Le résumé des entrées qui ont été choisies
Prologue
Le Carnaval invite la foule à le suivre pour faire la fête. La Folie le rejoint avec sa suite de Plaisirs mais un rabat-joie surgit : la Raison, qui tente en vain d’imposer sa loi. Pour l’instant, c’est elle qui doit quitter Venise, laissant le champ libre à la Folie et au Carnaval.
Première entrée : Le Bal
Le prince Alamir courtise Iphise mais se fait passer pour un simple valet, souhaitant ainsi mettre à l’épreuve l’amour de la jeune femme.
Deuxième entrée
Les Sérénades et les Joueurs Isabelle et Lucile se rencontrent.
Toutes deux sont venues surprendre Léandre, leur amant infidèle, chacune le croyant avec l’autre.

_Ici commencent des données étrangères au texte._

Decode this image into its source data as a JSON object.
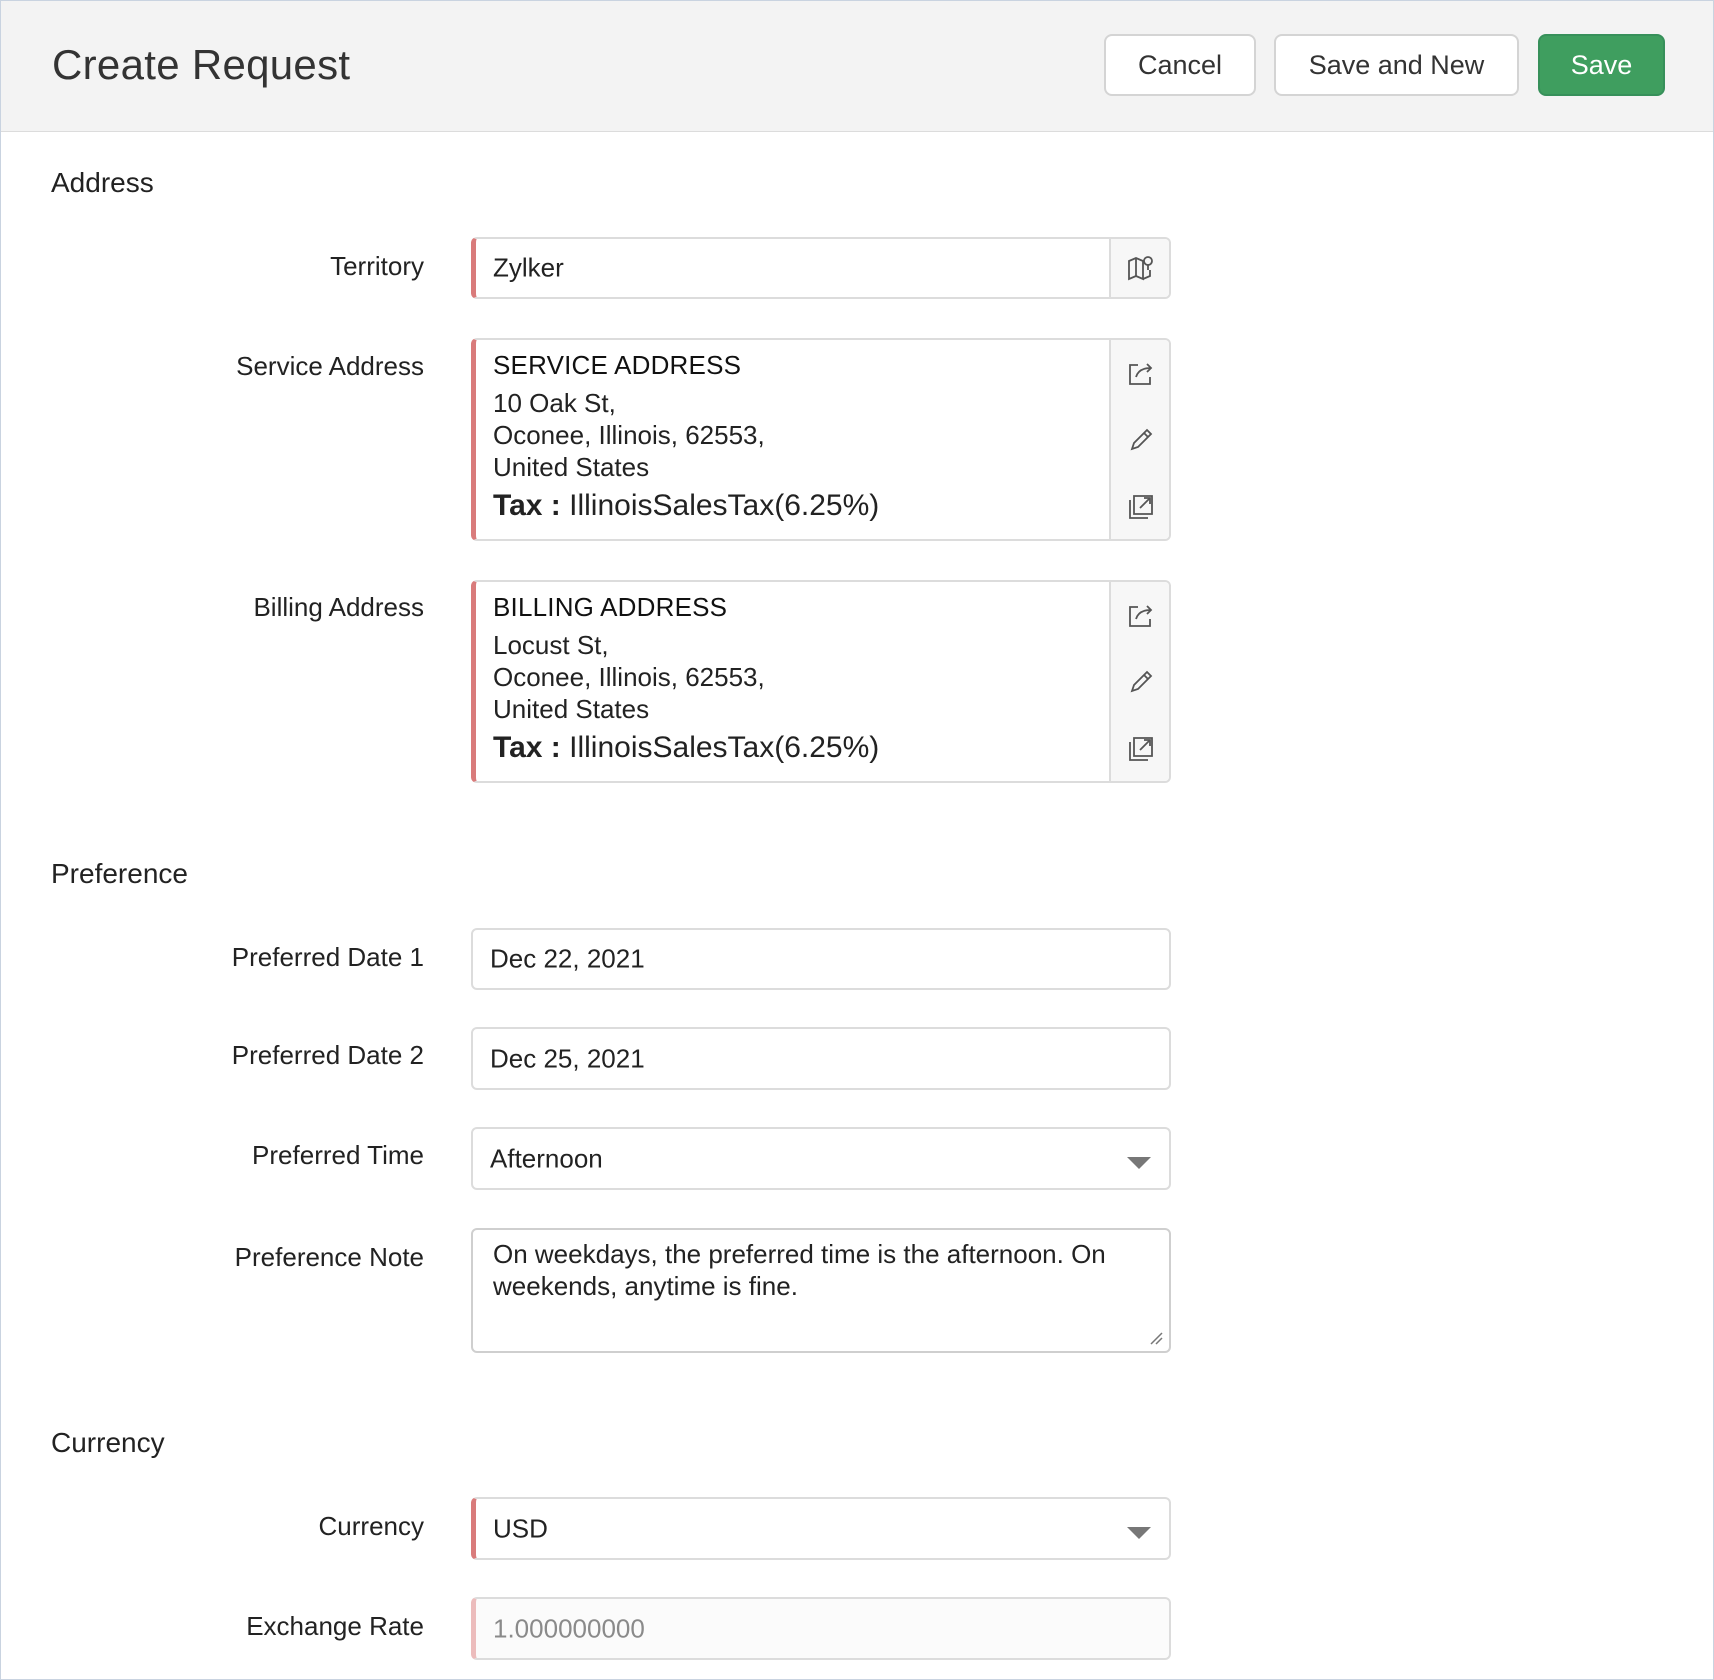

Troisième entrée : L’Opéra
Dans un théâtre ou s’apprête un spectacle d’opéra, Damire, en costume de Borée, est résolu à enlever durant la représentation Léontine, une chanteuse qu’il adore.
Épilogue
Les fêtes vénitiennes sont terminées. À la lumière du jour, les excès du Carnaval cèdent de nouveau la place à la Raison
Extraits d’entretien de Robert Penavayre auprès de Robert Carsen, metteur en scène de renommée internationale, qui œuvre pour le Théâtre du Capitole, et ce, pour la première fois !! Il n’est jamais trop tard ……
Les Fêtes vénitiennes est l’un des chefs-d’oeuvre de l’opéra-ballet. Vous avez rarement abordé ce genre particulier. Quelle a été votre réaction lorsque cela vous a été proposé ?
En fait je ne suis pas totalement étranger à ce répertoire car j’ai déjà monté l’Armide de Lully ainsi que Les Boréades et Platée de Rameau, ce dernier ouvrage étant une comédie-ballet. Pour en revenir à ces Fêtes vénitiennes, je dois dire que le développement de la conception de l’œuvre est très moderne car, vu le succès de la première, Campra a composé beaucoup d’autres Entrées, 9 au total, et donc impossibles à représenter toutes dans le cadre d’une même soirée. Le choix du couplage de ces Entrées dans un spectacle en fait une œuvre unique chaque fois. Alors, bien sûr, si chacune de ces Entrées traite d’une histoire différente, tout tourne cependant autour d’une vision de Venise comme lieu de fête.
Presque systématiquement, une intrigue amoureuse structure la dramaturgie de toutes ces Entrées. À cela il convient d’ajouter la thématique du jeu qui se décline en jeu d’argent et jeu amoureux autour de la notion de chance. Venise, à cette époque, était le “playground“ de l’Europe, ce n’était pas un lieu de tourisme de masse comme aujourd’hui. En tout état de cause, c’est assez particulier de travailler sur un opéra dans lequel les actes n’ont, a priori, rien à voir les uns avec les autres.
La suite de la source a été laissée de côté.